Als Honda - nach einem FT 500 getauften Fehlversuch - 1985 die XBR vorstellte, hielt man am klassischen halben Liter Hubraum fest und setzte im Prinzip auf eine im Stollenkrad XR 500 vorgestellte Motorkonstruktion. Und die wenige Monate später präsentierte SRX 6 übernahm das komplette und nur geringfügig angepasste Triebwerk der erfolgreichen Enduro XT 600. Keine Sensationen also, dennoch war es, als würde die Motorradwelt kurz den Atem anhalten: Straßenmotorräder mit großem Einzylindermotor. Kein Turbo. Kein säuselnder Sound. Keine 100 PS. Und trotzdem ...

Wer irgendwo in Schwarzwald oder Eifel auf eine himmlische Vorahnung trifft, wünscht sich sofort einen möglichst leichten Untersatz. XBR und SRX sind mit vollgetankt 182 beziehungsweise 172 Kilogramm zumindest leichtfüßig. Es gibt Leute, die wünschen sich dann Leistung aus dem Handgelenk. Und es gibt solche, die einen Motor fordern, mit ihm umgehen, ihn verstehen möchten. Ab 3000 Umdrehungen ballern die beiden Singles druckvoll los, wer den Anschluss bei 3500/min wählt, gewinnt noch mehr Schub. Ab 6200/min wird die Yamaha zäher, die Honda 500 Umdrehungen später.

Soll es wirklich flott vorangehen, bleiben also 3000 bis 3500 Touren nutzbarer Drehzahlbereich. Das ist nicht viel. Aber die reine Freude, wenn Sportsgeist des Fahrers und Straßenverlauf zusammenfinden. Zumal die Peripherie passt: Leicht schaltbare und vor allem exakte Getriebe haben sie beide. Samtig fast bei der SRX, etwas knackiger bei der XBR. Die wiederum kann eine besser dosierbare Vorderbremse herzeigen. Das Spiel mit den wechselseitig verteilten kleinen Vorteilen geht weiter: Das komfortablere, aber immer noch straffe Fahrwerk besitzt die SRX, handlicher ist die XBR. Sie lenkt auch etwas präziser ein.

Wohlgefällig geht der Blick über zwei klassisch gestaltete Instrumentenkonsolen hinweg, die Sitzposition ist sportlich versammelt, aber keineswegs so radikal, dass sie die Aussicht ins schöne Umland vermiesen würde. Keine ausufernden Zylinderköpfe behindern den Knieschluss an den ausreichend (SRX) oder üppig (XBR) bemessenen Tanks. Leichtigkeit. Ja, so leicht kann es sein. Immer weiter zwischen drittem und fünftem Gang hin und her und rauf und runter.

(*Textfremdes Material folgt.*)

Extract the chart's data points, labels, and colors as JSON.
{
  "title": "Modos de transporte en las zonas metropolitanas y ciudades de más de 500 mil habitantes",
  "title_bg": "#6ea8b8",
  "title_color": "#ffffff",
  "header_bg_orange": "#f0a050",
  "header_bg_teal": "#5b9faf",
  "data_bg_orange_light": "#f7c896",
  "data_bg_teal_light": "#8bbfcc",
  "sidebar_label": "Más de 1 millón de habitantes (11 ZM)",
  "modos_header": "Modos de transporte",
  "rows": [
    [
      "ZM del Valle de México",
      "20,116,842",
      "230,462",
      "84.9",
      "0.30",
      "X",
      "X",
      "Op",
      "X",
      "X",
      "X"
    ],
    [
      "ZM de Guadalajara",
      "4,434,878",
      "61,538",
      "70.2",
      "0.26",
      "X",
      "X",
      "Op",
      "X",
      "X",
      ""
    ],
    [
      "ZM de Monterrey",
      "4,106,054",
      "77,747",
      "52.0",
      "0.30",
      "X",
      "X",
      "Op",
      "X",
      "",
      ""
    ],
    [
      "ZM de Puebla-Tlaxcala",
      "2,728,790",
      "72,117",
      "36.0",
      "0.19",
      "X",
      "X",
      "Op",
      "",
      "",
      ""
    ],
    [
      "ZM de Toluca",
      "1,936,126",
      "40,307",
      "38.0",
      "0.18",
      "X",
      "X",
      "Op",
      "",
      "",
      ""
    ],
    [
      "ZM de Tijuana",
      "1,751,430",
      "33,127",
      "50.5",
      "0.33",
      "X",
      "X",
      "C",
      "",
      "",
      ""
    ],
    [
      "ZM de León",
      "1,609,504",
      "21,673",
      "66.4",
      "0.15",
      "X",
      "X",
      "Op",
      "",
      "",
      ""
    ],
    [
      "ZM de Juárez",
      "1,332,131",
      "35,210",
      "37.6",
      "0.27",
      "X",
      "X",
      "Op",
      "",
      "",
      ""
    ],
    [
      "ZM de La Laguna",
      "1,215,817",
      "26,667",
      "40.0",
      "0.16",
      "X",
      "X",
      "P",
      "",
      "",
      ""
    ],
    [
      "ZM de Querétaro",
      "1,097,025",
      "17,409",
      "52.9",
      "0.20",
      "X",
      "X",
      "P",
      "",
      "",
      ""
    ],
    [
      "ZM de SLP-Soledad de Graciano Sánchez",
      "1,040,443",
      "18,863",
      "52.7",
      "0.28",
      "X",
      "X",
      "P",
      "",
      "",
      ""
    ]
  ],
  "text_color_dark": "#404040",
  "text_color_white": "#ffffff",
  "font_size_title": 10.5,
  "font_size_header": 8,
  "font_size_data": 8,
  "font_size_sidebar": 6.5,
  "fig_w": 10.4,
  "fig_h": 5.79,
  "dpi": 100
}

In Spitzkehren noch eine Gangstufe tiefer, beide Motoren schieben schon knapp unter 2000/min zuverlässig und ohne Ruckeln an.

Hier wie dort bändigt eine Ausgleichswelle die Vibrationen. Nach Ansicht mancher Einzylinderfans ging Yamaha dabei geschickter, weil nicht ganz so gründlich vor. In der Tat kennt die Honda unter rund 6000/min keinen Drehzahlbereich, in dem ihre Vibrationen auf die Knochen gehen. Die Yamaha sehr wohl, und das kann bei Dauertempi schon stören. Nächste Schlacht im Glaubenskrieg: Braucht ein Single einen E-Starter? Präziser: Darf er überhaupt einen haben? Honda sagt ja, obwohl die XBR mit ihrem gut dimensionierten Kickstarter noch besser anspringt als die SRX. Yamaha sagt nein, weshalb bei halbwarmem Motor gelegentlich Neid aufkommen kann. Außerdem muss vor dem Kicken auch noch die rechte Fußraste hochgeklappt werden.

Bilski
42 PS und 48 Nm (bei 5500/min) holt Yamaha aus dem für die SRX leicht aufgebohrten XT 600-Motor.

Andererseits gilt der Anlasser-Freilauf als einer der ganz wenigen XBR-Schwachpunkte - wenn gerade kein SRX-Fahrer in der Nähe weilt, kicken ihre Liebhaber vorsorglich. Dafür, das darf man sagen, hält ihr Triebwerk noch länger. Übermaßkolben braucht es vor 50 000 Kilometern eigentlich nie, und der gleichförmiger laufende Motor strapaziert auch das Getriebe weniger. Pitting am Zahnradpaar des fünften Gangs kennt nur die Yamaha. Und dabei wagt sich die Honda-Konstruktion viel weiter vor.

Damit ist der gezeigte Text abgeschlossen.